Description of Prosopagnosia

The term prosopagnosia was coined by Bodamer in 1947. Itīs an assimilation of the Greek words prosopon (πρόσωπον) meaning face and agnosia (αγνωσία) meaning not knowing or recognizing. As outlined by A J Larner (J Neurol. Neurosurg. Psychiatry 75;1063 (2004)) the phenomenon had been described towards the end of the 19th century by Quaglino (1867), Hughlings Jackson (1872, 1876), and Charcot (1883) and may also be mentioned by Thucydides (Θουκυδίδης, Thoukudídês) and Seneca . As far as I know there is also a passage in the bible indicative of prosopagnosia but I cannot remember where. Those who might find it, please give me a note kennerk@uni-muenster.de

People with prosopagnosia, or face blindness, cannot easily tell faces apart even if they belong to people they are very familiar with. The term face blindness is misleading as faces as such are seen in all details. Prosopagnosia results only in the failure of recognizing individual faces whereas other intra class objects can be differentiated and also perception of face gender, attractivity or emotions is unimpaired.




Short Biography (with friendly permission of the family)
Joachim Bodamer was born in June 26th, 1910. He went to school in Stuttgart (Humanistisches Gymnasium). He studied medicine in Heidelberg, Berlin, and Munich. He also was scholar of Karl Jaspers and Nicolai Hartmann.

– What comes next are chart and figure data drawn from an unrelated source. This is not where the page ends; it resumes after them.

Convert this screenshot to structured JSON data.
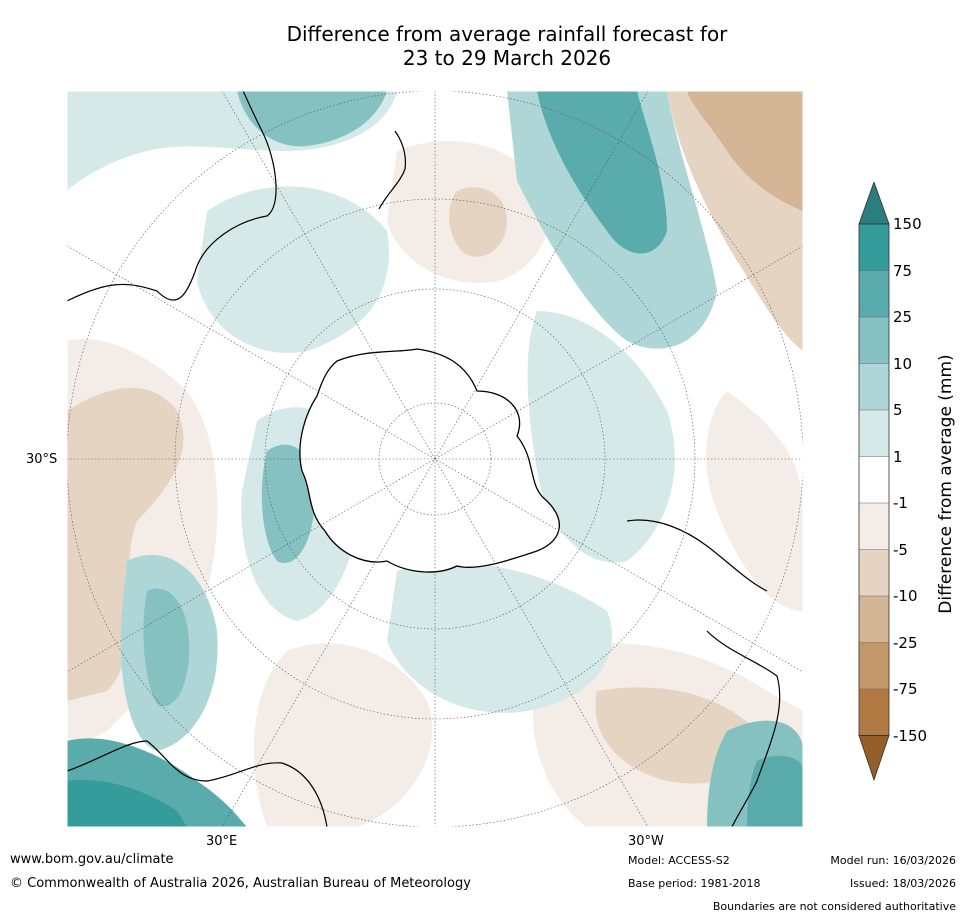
{
  "title": {
    "line1": "Difference from average rainfall forecast for",
    "line2": "23 to 29 March 2026"
  },
  "map": {
    "lat_label": "30°S",
    "lon_labels": [
      "30°E",
      "30°W"
    ]
  },
  "legend": {
    "title": "Difference from average (mm)",
    "ticks": [
      "150",
      "75",
      "25",
      "10",
      "5",
      "1",
      "-1",
      "-5",
      "-10",
      "-25",
      "-75",
      "-150"
    ],
    "colors": {
      "over": "#2a7f7e",
      "g150": "#349c9a",
      "g75": "#5aabab",
      "g25": "#86c1c1",
      "g10": "#afd6d6",
      "g5": "#d5e9e8",
      "neutral": "#ffffff",
      "b1": "#f4ede7",
      "b5": "#e6d4c3",
      "b10": "#d4b595",
      "b25": "#c2976a",
      "b75": "#b07a42",
      "under": "#955e27"
    }
  },
  "footer": {
    "url": "www.bom.gov.au/climate",
    "copyright": "© Commonwealth of Australia 2026, Australian Bureau of Meteorology",
    "model": "Model: ACCESS-S2",
    "base_period": "Base period: 1981-2018",
    "model_run": "Model run: 16/03/2026",
    "issued": "Issued: 18/03/2026",
    "disclaimer": "Boundaries are not considered authoritative"
  }
}
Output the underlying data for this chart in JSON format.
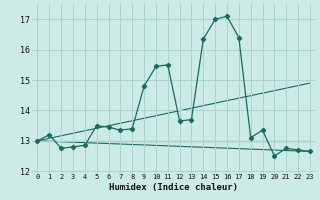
{
  "xlabel": "Humidex (Indice chaleur)",
  "bg_color": "#cceae6",
  "grid_color": "#aad4cf",
  "line_color": "#1a6b5c",
  "xlim": [
    -0.5,
    23.5
  ],
  "ylim": [
    11.95,
    17.5
  ],
  "yticks": [
    12,
    13,
    14,
    15,
    16,
    17
  ],
  "xticks": [
    0,
    1,
    2,
    3,
    4,
    5,
    6,
    7,
    8,
    9,
    10,
    11,
    12,
    13,
    14,
    15,
    16,
    17,
    18,
    19,
    20,
    21,
    22,
    23
  ],
  "main_series": {
    "x": [
      0,
      1,
      2,
      3,
      4,
      5,
      6,
      7,
      8,
      9,
      10,
      11,
      12,
      13,
      14,
      15,
      16,
      17,
      18,
      19,
      20,
      21,
      22,
      23
    ],
    "y": [
      13.0,
      13.2,
      12.75,
      12.8,
      12.85,
      13.5,
      13.45,
      13.35,
      13.4,
      14.8,
      15.45,
      15.5,
      13.65,
      13.7,
      16.35,
      17.0,
      17.1,
      16.4,
      13.1,
      13.35,
      12.5,
      12.75,
      12.7,
      12.65
    ]
  },
  "extra_lines": [
    {
      "x": [
        0,
        23
      ],
      "y": [
        13.0,
        14.9
      ]
    },
    {
      "x": [
        0,
        23
      ],
      "y": [
        13.0,
        13.0
      ]
    },
    {
      "x": [
        0,
        23
      ],
      "y": [
        13.0,
        12.65
      ]
    }
  ]
}
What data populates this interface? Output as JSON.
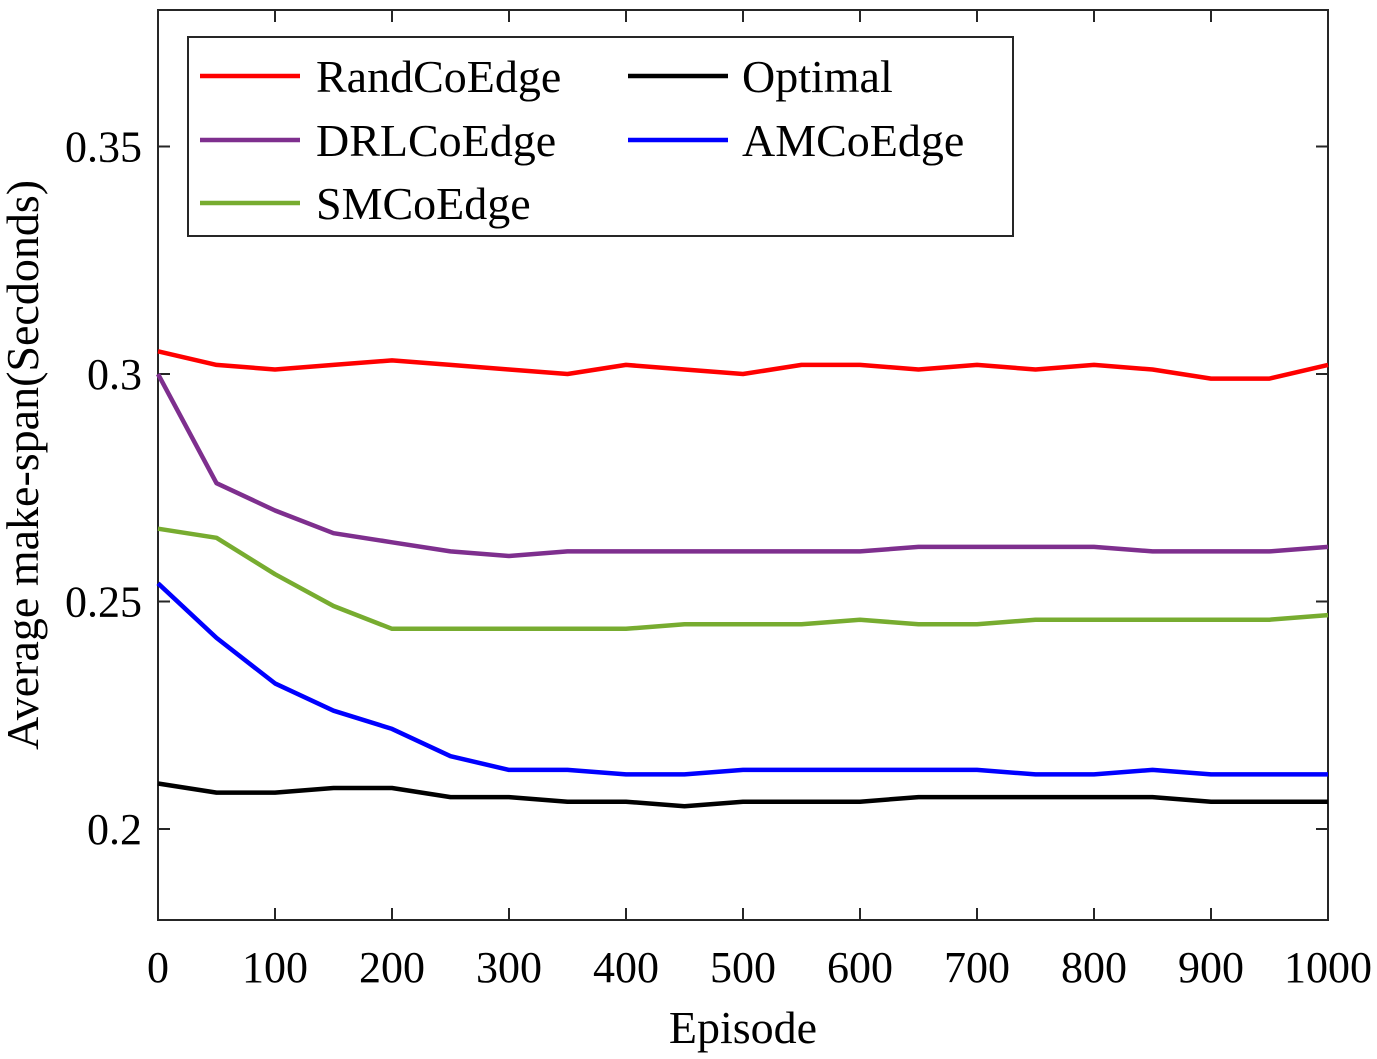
{
  "chart_data": {
    "type": "line",
    "xlabel": "Episode",
    "ylabel": "Average make-span(Secdonds)",
    "xlim": [
      0,
      1000
    ],
    "ylim": [
      0.18,
      0.38
    ],
    "xticks": [
      0,
      100,
      200,
      300,
      400,
      500,
      600,
      700,
      800,
      900,
      1000
    ],
    "xtick_labels": [
      "0",
      "100",
      "200",
      "300",
      "400",
      "500",
      "600",
      "700",
      "800",
      "900",
      "1000"
    ],
    "yticks": [
      0.2,
      0.25,
      0.3,
      0.35
    ],
    "ytick_labels": [
      "0.2",
      "0.25",
      "0.3",
      "0.35"
    ],
    "grid": false,
    "legend": {
      "position": "top-left",
      "columns": 2
    },
    "x": [
      0,
      50,
      100,
      150,
      200,
      250,
      300,
      350,
      400,
      450,
      500,
      550,
      600,
      650,
      700,
      750,
      800,
      850,
      900,
      950,
      1000
    ],
    "series": [
      {
        "name": "RandCoEdge",
        "color": "#ff0000",
        "values": [
          0.305,
          0.302,
          0.301,
          0.302,
          0.303,
          0.302,
          0.301,
          0.3,
          0.302,
          0.301,
          0.3,
          0.302,
          0.302,
          0.301,
          0.302,
          0.301,
          0.302,
          0.301,
          0.299,
          0.299,
          0.302
        ]
      },
      {
        "name": "Optimal",
        "color": "#000000",
        "values": [
          0.21,
          0.208,
          0.208,
          0.209,
          0.209,
          0.207,
          0.207,
          0.206,
          0.206,
          0.205,
          0.206,
          0.206,
          0.206,
          0.207,
          0.207,
          0.207,
          0.207,
          0.207,
          0.206,
          0.206,
          0.206
        ]
      },
      {
        "name": "DRLCoEdge",
        "color": "#7e2f8e",
        "values": [
          0.3,
          0.276,
          0.27,
          0.265,
          0.263,
          0.261,
          0.26,
          0.261,
          0.261,
          0.261,
          0.261,
          0.261,
          0.261,
          0.262,
          0.262,
          0.262,
          0.262,
          0.261,
          0.261,
          0.261,
          0.262
        ]
      },
      {
        "name": "AMCoEdge",
        "color": "#0000ff",
        "values": [
          0.254,
          0.242,
          0.232,
          0.226,
          0.222,
          0.216,
          0.213,
          0.213,
          0.212,
          0.212,
          0.213,
          0.213,
          0.213,
          0.213,
          0.213,
          0.212,
          0.212,
          0.213,
          0.212,
          0.212,
          0.212
        ]
      },
      {
        "name": "SMCoEdge",
        "color": "#77ac30",
        "values": [
          0.266,
          0.264,
          0.256,
          0.249,
          0.244,
          0.244,
          0.244,
          0.244,
          0.244,
          0.245,
          0.245,
          0.245,
          0.246,
          0.245,
          0.245,
          0.246,
          0.246,
          0.246,
          0.246,
          0.246,
          0.247
        ]
      }
    ]
  }
}
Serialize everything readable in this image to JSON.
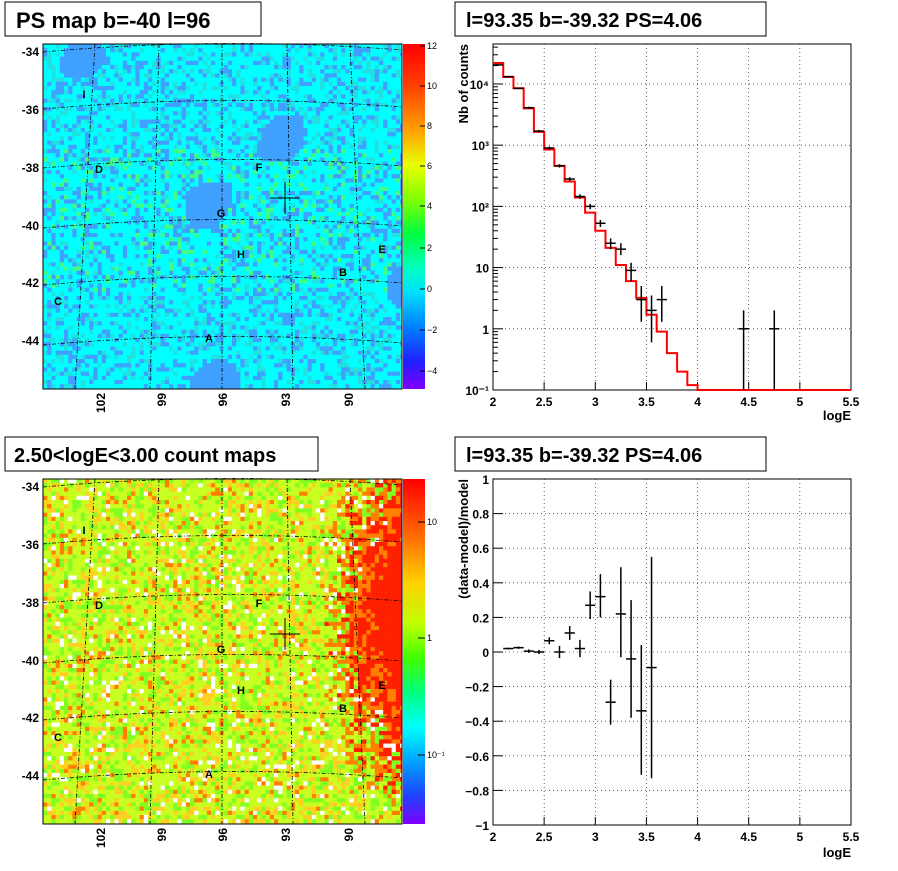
{
  "panels": {
    "top_left_title": "PS map b=-40 l=96",
    "bottom_left_title": "2.50<logE<3.00 count maps",
    "top_right_title": "l=93.35 b=-39.32 PS=4.06",
    "bottom_right_title": "l=93.35 b=-39.32 PS=4.06"
  },
  "maps": {
    "y_ticks": [
      "-34",
      "-36",
      "-38",
      "-40",
      "-42",
      "-44"
    ],
    "x_ticks": [
      "102",
      "99",
      "96",
      "93",
      "90"
    ],
    "markers": [
      "I",
      "D",
      "F",
      "G",
      "H",
      "E",
      "B",
      "C",
      "A"
    ],
    "ps_colorbar_ticks": [
      "12",
      "10",
      "8",
      "6",
      "4",
      "2",
      "0",
      "−2",
      "−4"
    ],
    "count_colorbar_ticks": [
      "10",
      "1",
      "10⁻¹"
    ],
    "ps_colors": {
      "background": "#00ffff",
      "cold": "#3fa0ff",
      "warm": "#40ff80"
    },
    "count_colors": {
      "background": "#c8ff20",
      "warm": "#ff8000",
      "hot": "#ff2000"
    }
  },
  "chart_data": [
    {
      "type": "line",
      "title": "l=93.35 b=-39.32 PS=4.06",
      "xlabel": "logE",
      "ylabel": "Nb of counts",
      "log_y": true,
      "xlim": [
        2,
        5.5
      ],
      "ylim": [
        0.1,
        45000
      ],
      "grid": true,
      "x_ticks": [
        "2",
        "2.5",
        "3",
        "3.5",
        "4",
        "4.5",
        "5",
        "5.5"
      ],
      "y_ticks": [
        "10⁻¹",
        "1",
        "10",
        "10²",
        "10³",
        "10⁴"
      ],
      "model_color": "#ff0000",
      "model_step": {
        "edges": [
          2.0,
          2.1,
          2.2,
          2.3,
          2.4,
          2.5,
          2.6,
          2.7,
          2.8,
          2.9,
          3.0,
          3.1,
          3.2,
          3.3,
          3.4,
          3.5,
          3.6,
          3.7,
          3.8,
          3.9,
          4.0,
          4.1,
          4.2,
          4.3,
          4.4,
          4.5,
          4.6,
          4.7,
          4.8,
          4.9,
          5.0,
          5.1,
          5.2,
          5.3,
          5.4,
          5.5
        ],
        "values": [
          22000,
          13000,
          8500,
          4000,
          1650,
          850,
          460,
          255,
          140,
          79,
          40,
          21,
          11,
          6,
          3.2,
          1.7,
          0.9,
          0.4,
          0.2,
          0.12,
          0.1,
          0.1,
          0.1,
          0.1,
          0.1,
          0.1,
          0.1,
          0.1,
          0.1,
          0.1,
          0.1,
          0.1,
          0.1,
          0.1,
          0.1
        ]
      },
      "data_points": [
        {
          "x": 2.05,
          "y": 20500,
          "lo": 20000,
          "hi": 21000
        },
        {
          "x": 2.15,
          "y": 13200,
          "lo": 12900,
          "hi": 13500
        },
        {
          "x": 2.25,
          "y": 8500,
          "lo": 8300,
          "hi": 8700
        },
        {
          "x": 2.35,
          "y": 4100,
          "lo": 3950,
          "hi": 4250
        },
        {
          "x": 2.45,
          "y": 1700,
          "lo": 1620,
          "hi": 1780
        },
        {
          "x": 2.55,
          "y": 900,
          "lo": 850,
          "hi": 950
        },
        {
          "x": 2.65,
          "y": 460,
          "lo": 430,
          "hi": 490
        },
        {
          "x": 2.75,
          "y": 280,
          "lo": 260,
          "hi": 300
        },
        {
          "x": 2.85,
          "y": 145,
          "lo": 133,
          "hi": 157
        },
        {
          "x": 2.95,
          "y": 100,
          "lo": 90,
          "hi": 110
        },
        {
          "x": 3.05,
          "y": 53,
          "lo": 46,
          "hi": 60
        },
        {
          "x": 3.15,
          "y": 25,
          "lo": 20,
          "hi": 30
        },
        {
          "x": 3.25,
          "y": 20,
          "lo": 16,
          "hi": 25
        },
        {
          "x": 3.35,
          "y": 9,
          "lo": 6,
          "hi": 12
        },
        {
          "x": 3.45,
          "y": 3,
          "lo": 1.3,
          "hi": 5
        },
        {
          "x": 3.55,
          "y": 2,
          "lo": 0.6,
          "hi": 3.5
        },
        {
          "x": 3.65,
          "y": 3,
          "lo": 1.3,
          "hi": 5
        },
        {
          "x": 4.45,
          "y": 1,
          "lo": 0.1,
          "hi": 2
        },
        {
          "x": 4.75,
          "y": 1,
          "lo": 0.1,
          "hi": 2
        }
      ]
    },
    {
      "type": "scatter",
      "title": "l=93.35 b=-39.32 PS=4.06",
      "xlabel": "logE",
      "ylabel": "(data-model)/model",
      "xlim": [
        2,
        5.5
      ],
      "ylim": [
        -1,
        1
      ],
      "grid": true,
      "x_ticks": [
        "2",
        "2.5",
        "3",
        "3.5",
        "4",
        "4.5",
        "5",
        "5.5"
      ],
      "y_ticks": [
        "−1",
        "−0.8",
        "−0.6",
        "−0.4",
        "−0.2",
        "0",
        "0.2",
        "0.4",
        "0.6",
        "0.8",
        "1"
      ],
      "y_tick_values": [
        -1,
        -0.8,
        -0.6,
        -0.4,
        -0.2,
        0,
        0.2,
        0.4,
        0.6,
        0.8,
        1
      ],
      "data_points": [
        {
          "x": 2.15,
          "y": 0.02,
          "lo": 0.015,
          "hi": 0.025
        },
        {
          "x": 2.25,
          "y": 0.025,
          "lo": 0.018,
          "hi": 0.032
        },
        {
          "x": 2.35,
          "y": 0.005,
          "lo": -0.005,
          "hi": 0.015
        },
        {
          "x": 2.45,
          "y": 0.0,
          "lo": -0.012,
          "hi": 0.012
        },
        {
          "x": 2.55,
          "y": 0.065,
          "lo": 0.045,
          "hi": 0.085
        },
        {
          "x": 2.65,
          "y": 0.0,
          "lo": -0.035,
          "hi": 0.035
        },
        {
          "x": 2.75,
          "y": 0.11,
          "lo": 0.07,
          "hi": 0.15
        },
        {
          "x": 2.85,
          "y": 0.02,
          "lo": -0.03,
          "hi": 0.07
        },
        {
          "x": 2.95,
          "y": 0.27,
          "lo": 0.19,
          "hi": 0.35
        },
        {
          "x": 3.05,
          "y": 0.32,
          "lo": 0.2,
          "hi": 0.45
        },
        {
          "x": 3.15,
          "y": -0.29,
          "lo": -0.42,
          "hi": -0.16
        },
        {
          "x": 3.25,
          "y": 0.22,
          "lo": -0.03,
          "hi": 0.49
        },
        {
          "x": 3.35,
          "y": -0.04,
          "lo": -0.38,
          "hi": 0.3
        },
        {
          "x": 3.45,
          "y": -0.34,
          "lo": -0.71,
          "hi": 0.04
        },
        {
          "x": 3.55,
          "y": -0.09,
          "lo": -0.73,
          "hi": 0.55
        }
      ]
    }
  ]
}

As a neurologist and psychiatrist he worked at the Psychiatric Department Winnental in Winnenden - today Zentrum für Psychiatrie Winnenden, Krankenhaus für Psychiatrie und Neurologie
http://www.zpn.de - and for a short time in Emmendingen near Freiburg/Breisgau. In this time he wrote scientific papers on the intellectual history of psychiatry and on the pathology of the brain. In the Second World War he served as a physician in Russia, France, and Bulgaria. It was then that he came across the phenomenon of acquired prosopagnosia when examining soldiers suffering from brain injuries. After the war he wrote several books dealing with the spiritual situation of modern humans in the technological age. He died at July 7th, 1985 in Stuttgart.